All DBV-X participants just have to sign a single standard legal agreement to join the platform and have full control over the products and counterparties they use.

“The platform enhances relationships and encourages firms to encourage their peer group to join. Members can tailor, expand and diversify their network very easily,” said Wilson.

He added that clients will effectively build their own micromarket. For example, banks may decide to put all their relationships on the platform or a group of asset managers may decide they want to trade with each other.

“We can allow pre-trade anonymity because our platform has embedded risk limits,” added Wilson. “Trades are only allowed if they are with someone they want to trade with and within their available limits.”

The platform will also offer price transparency as members will be able to view total market liquidity at every price point as well as the liquidity they can access at each price point given their credit limit filters, allowing them to make comparison and measure the impact of limits on depth and price. “Our trades are valued post-haircut at standard clip sizes so clients can easily compare different kinds of collateral,” said Wilson,

Market participants are able to trade automatically within their risk limits to access a wide range of standardised liquid general collateral “baskets”, which include a range of eligible assets including government and corporate bonds. Customers will be able to invest/raise cash against collateral (“repo”), perform collateral upgrades or generate additional yield according to their individual investment, funding and margin requirements.

DBV-X will partner with at least one central counterparty so trades can either be cleared or is free to join and is open to corporates, asset managers, pension funds, insurance companies, hedge funds, brokers, dealers and banks.

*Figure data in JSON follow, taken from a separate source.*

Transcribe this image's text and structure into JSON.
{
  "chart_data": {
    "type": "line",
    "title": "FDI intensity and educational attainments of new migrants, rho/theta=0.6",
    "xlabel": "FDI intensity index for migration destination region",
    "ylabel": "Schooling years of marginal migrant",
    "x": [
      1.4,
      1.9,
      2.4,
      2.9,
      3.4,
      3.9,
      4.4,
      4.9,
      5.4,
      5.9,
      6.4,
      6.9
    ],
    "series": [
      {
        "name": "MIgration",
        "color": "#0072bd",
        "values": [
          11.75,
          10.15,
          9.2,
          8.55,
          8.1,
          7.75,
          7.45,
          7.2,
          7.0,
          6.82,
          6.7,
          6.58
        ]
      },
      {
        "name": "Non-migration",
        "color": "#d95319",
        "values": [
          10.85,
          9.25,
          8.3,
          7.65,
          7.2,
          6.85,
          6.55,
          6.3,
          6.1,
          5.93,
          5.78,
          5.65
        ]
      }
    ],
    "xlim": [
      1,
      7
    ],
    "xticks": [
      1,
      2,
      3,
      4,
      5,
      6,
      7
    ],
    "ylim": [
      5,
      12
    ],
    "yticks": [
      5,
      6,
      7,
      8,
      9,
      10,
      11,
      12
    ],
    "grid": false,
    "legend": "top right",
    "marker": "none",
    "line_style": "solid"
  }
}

Using standardised products and processes, these firms will have access to a range of maturities, currencies and collateral options, with a choice of tri-party or CCP cleared trades.

Euroclear will be DVB-X’s tri-party agent in Europe, independently holding the assets involved in the repo. Jo Van de Velde, head of product management at Euroclear, said in a statement: “By connecting with Euroclear’s Collateral Highway, DBV-X’s clients will have fast, efficient and open access to a growing community of counterparties and an ever growing pool of collateral and deposits for trading, margin and funding requirements.”

The central securities depositary is developing collateral baskets for DVB-X that may also include equities.

“We have had an overwhelmingly positive response from the market,” added Wilson. “They recognise that we are trying to solve a structural problem which has forced people to reevaluate their business models. Our goal is to make things all together easier.”

An audience survey at Euroclear’s 14th annual Collateral Conference held in Brussels this week found that corporate treasurers remain a small part of the repo market despite their increasing surplus liquidity. In the poll 53% of delegates think that cash coming from corporate treasuries remains just a small fraction of liquidity and 54% said corporates will not play a much greater role by 2018 when the new regulations are implemented.

The treasurers on the Cost of Cash panel agreed greater standardisation of documentation and onboarding among banks will make repo more interesting to corporates and so will greater pricing transparency. One panel member said: “We don’t want to have to call all five of our banks to get prices.”

Collateral mobility was a top concern for the greatest number of respondents, 35%, in research report from consultancy Aite Group which was commissioned by Euroclear.

The report found that stronger and more numerous relationships among triparty repo participants will be key in the coming years, with related activity between European firms and non-European counterparties doubling from 17.5% in 2001 to 34% in December 2014.

The study said: “70% of respondents consider collateral transformation (where one type of collateral is substituted for another via a series of repo or securities lending arrangements) to be high on their agenda.”